Undoubtedly, we must look at these numbers carefully before jumping to the conclusion that California's community college basic skills instruction fails its students. As Alexander W. Astin of UCLA has pointed out, a simple retention rate tells us more about how many severely under-prepared students an institution admits than it does about how well we design our programs and help our students learn (Chronicle of Higher Education, Sept. 1993). Nevertheless, some colleges have developed basic skills programs that have shown remarkable results in terms of raising retention and persistence rates, as well as eliciting expressions of student and faculty satisfaction, which remain respectable measures of success to most of us.

One such program was presented at the Basic Skills breakout at the Academic Senate's Spring Session in San Francisco in April. This exemplary program features a learning community approach.

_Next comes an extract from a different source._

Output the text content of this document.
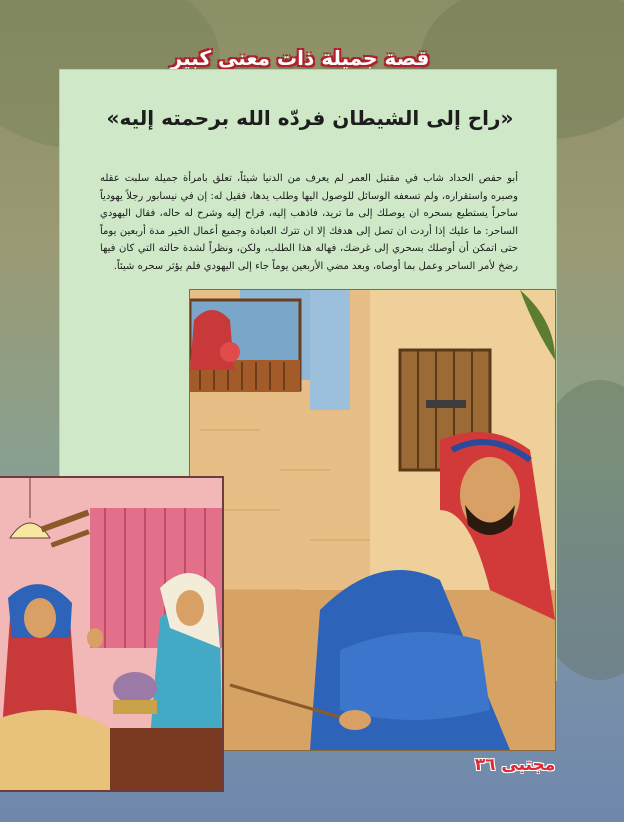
قصة جميلة ذات معنى كبير
«راح إلى الشيطان فردّه الله برحمته إليه»

أبو حفص الحداد شاب في مقتبل العمر لم يعرف من الدنيا شيئاً، تعلق بامرأة جميلة سلبت عقله وصبره واستقراره، ولم تسعفه الوسائل للوصول اليها وطلب يدها، فقيل له: إن في نيسابور رجلاً يهودياً ساحراً يستطيع بسحره ان يوصلك إلى ما تريد، فاذهب إليه، فراح إليه وشرح له حاله، فقال اليهودي الساحر: ما عليك إذا أردت ان تصل إلى هدفك إلا ان تترك العبادة وجميع أعمال الخير مدة أربعين يوماً حتى اتمكن أن أوصلك بسحري إلى غرضك، فهاله هذا الطلب، ولكن، ونظراً لشدة حالته التي كان فيها رضخ لأمر الساحر وعمل بما أوصاه، وبعد مضي الأربعين يوماً جاء إلى اليهودي فلم يؤثر سحره شيئاً.

مجتبى ٣٦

San Jose City College's Gateway/Student Support Services provides underrepresented and under-prepared basic skills students with an integrated approach to math and English as well as counseling services. Charles Hunter, the program's developer and coordinator, explained that the program began in 1992 to strengthen basic skills instruction at San Jose City College. In 1993 the State Chancellor's Office designated this new program as the State model for retention, and provided a three-year grant for the program to continue and further develop. In 1996, San Jose City College applied for and received a Federal grant to expand the program from serving 80 students annually to serving 200. This grant has been extended for four more years and receives from the grant $194,000 annually.

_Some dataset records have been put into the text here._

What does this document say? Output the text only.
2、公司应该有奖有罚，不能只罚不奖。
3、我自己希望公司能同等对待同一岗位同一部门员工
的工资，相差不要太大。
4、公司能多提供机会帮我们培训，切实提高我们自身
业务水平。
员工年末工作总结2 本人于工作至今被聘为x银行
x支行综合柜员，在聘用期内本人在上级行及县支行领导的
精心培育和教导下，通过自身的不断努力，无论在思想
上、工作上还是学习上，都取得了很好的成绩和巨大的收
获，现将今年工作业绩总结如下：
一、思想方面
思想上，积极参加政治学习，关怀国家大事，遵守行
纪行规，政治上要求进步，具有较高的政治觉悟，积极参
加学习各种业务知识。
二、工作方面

With this funding, and a continuing commitment from the college, Hunter and his colleagues designed a program that provides self-identified underrepresented and under-prepared students with basic language, mathematics, and college readiness skills, including enhanced self-esteem and computer literacy. Students move to college-level courses according to a structured sequence. The success of the program results from the support of a variety of professionals working in a well integrated manner. The key features include block scheduling, in-class tutors, a designated academic and personal counselor, faculty who volunteer to teach in the program, a program aide, a guidance class, social get-togethers and cultural activities, regular review and changes to students' educational plans, and a monthly newsletter for the students in the program. Students in the program experience a strong sense of community and with that feeling comes mutual support. Support also takes the form of phone calls from peers to students with attendance irregularities or academic difficulties, study groups, motivational and informational speakers, in-class note takers, and E-mail correspondences with instructors.

Most of the elements in the San Jose City College program have been successful in other colleges. Puente programs develop a sense of community in much the same way as the Gateway program - with similarly impressive results. What it takes to establish such a program is clear enough: a faculty dedicated to student learning and eager to focus on the problems of underrepresented, under-prepared students; institutional support for innovative programs designed for basic skills students; and funding sufficient for establishing effective programs.

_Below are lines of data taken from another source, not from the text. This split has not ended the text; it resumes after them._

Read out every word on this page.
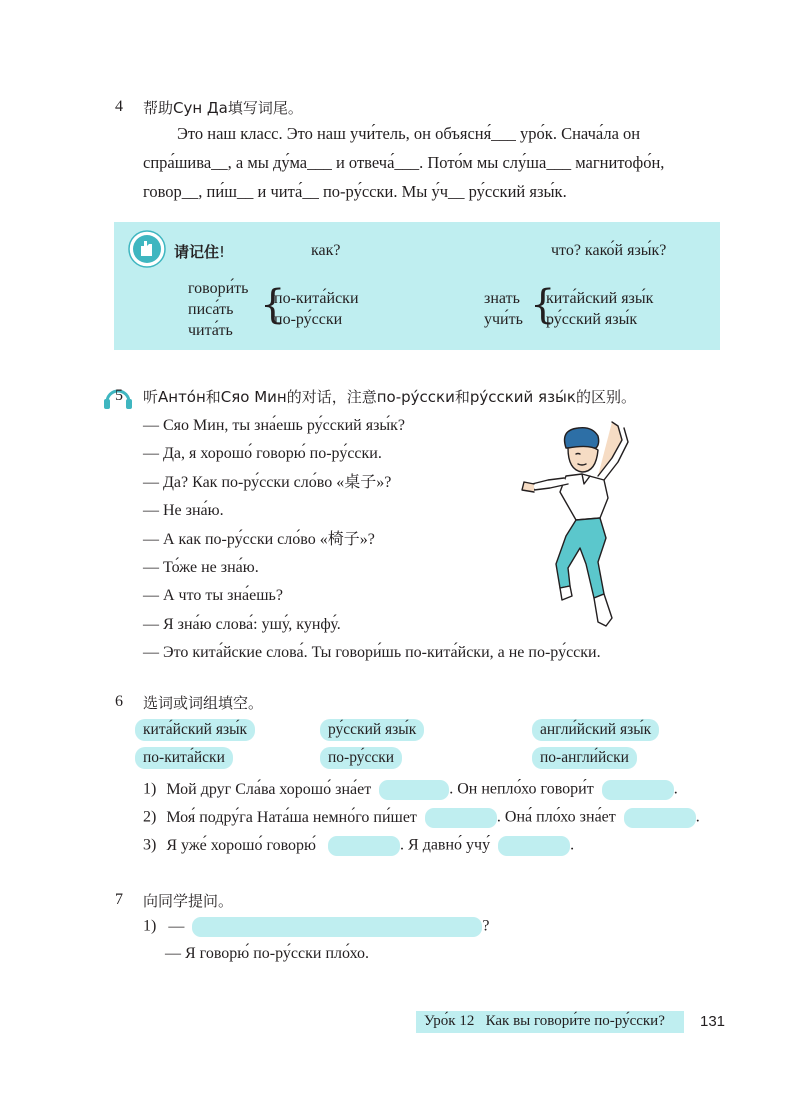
4 帮助Сун Да填写词尾。
Это наш класс. Это наш учи́тель, он объясня́___ уро́к. Снача́ла он
спра́шива__, а мы ду́ма___ и отвеча́___. Пото́м мы слу́ша___ магнитофо́н,
говор__, пи́ш__ и чита́__ по-ру́сски. Мы у́ч__ ру́сский язы́к.
请记住!	как?	что? како́й язы́к?
говори́ть
писа́ть
чита́ть
{
по-кита́йски
по-ру́сски
знать
учи́ть {
кита́йский язы́к
ру́сский язы́к
5 听Анто́н和Сяо Мин的对话，注意по-ру́сски和ру́сский язы́к的区别。
— Сяо Мин, ты зна́ешь ру́сский язы́к?
— Да, я хорошо́ говорю́ по-ру́сски.
— Да? Как по-ру́сски сло́во «桌子»?
— Не зна́ю.
— А как по-ру́сски сло́во «椅子»?
— То́же не зна́ю.
— А что ты зна́ешь?
— Я зна́ю слова́: ушу́, кунфу́.
— Это кита́йские слова́. Ты говори́шь по-кита́йски, а не по-ру́сски.
6 选词或词组填空。
кита́йский язы́к	ру́сский язы́к	англи́йский язы́к
по-кита́йски	по-ру́сски	по-англи́йски
1) Мой друг Сла́ва хорошо́ зна́ет	. Он непло́хо говори́т	.
2) Моя́ подру́га Ната́ша немно́го пи́шет	. Она́ пло́хо зна́ет	.
3) Я уже́ хорошо́ говорю́	. Я давно́ учу́	.
7 向同学提问。
1) —	?
— Я говорю́ по-ру́сски пло́хо.
Уро́к 12   Как вы говори́те по-ру́сски? 131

We have an abundance of dedicated, well-prepared faculty eager to help basic skills students succeed in greater numbers. Most of our institutions support our efforts to increase student success as their primary mission (according to their respective mission statements). But we must push harder for the necessary funding to establish learning community programs such as San Jose City College's Gateway program on more of our campuses. It is important for State and Federal grants to pay for the development of model programs. It also seems reasonable that when these programs have proven successful, State and Federal funds should be provided so that successful model programs are replicated. Otherwise there is little to gain from the models.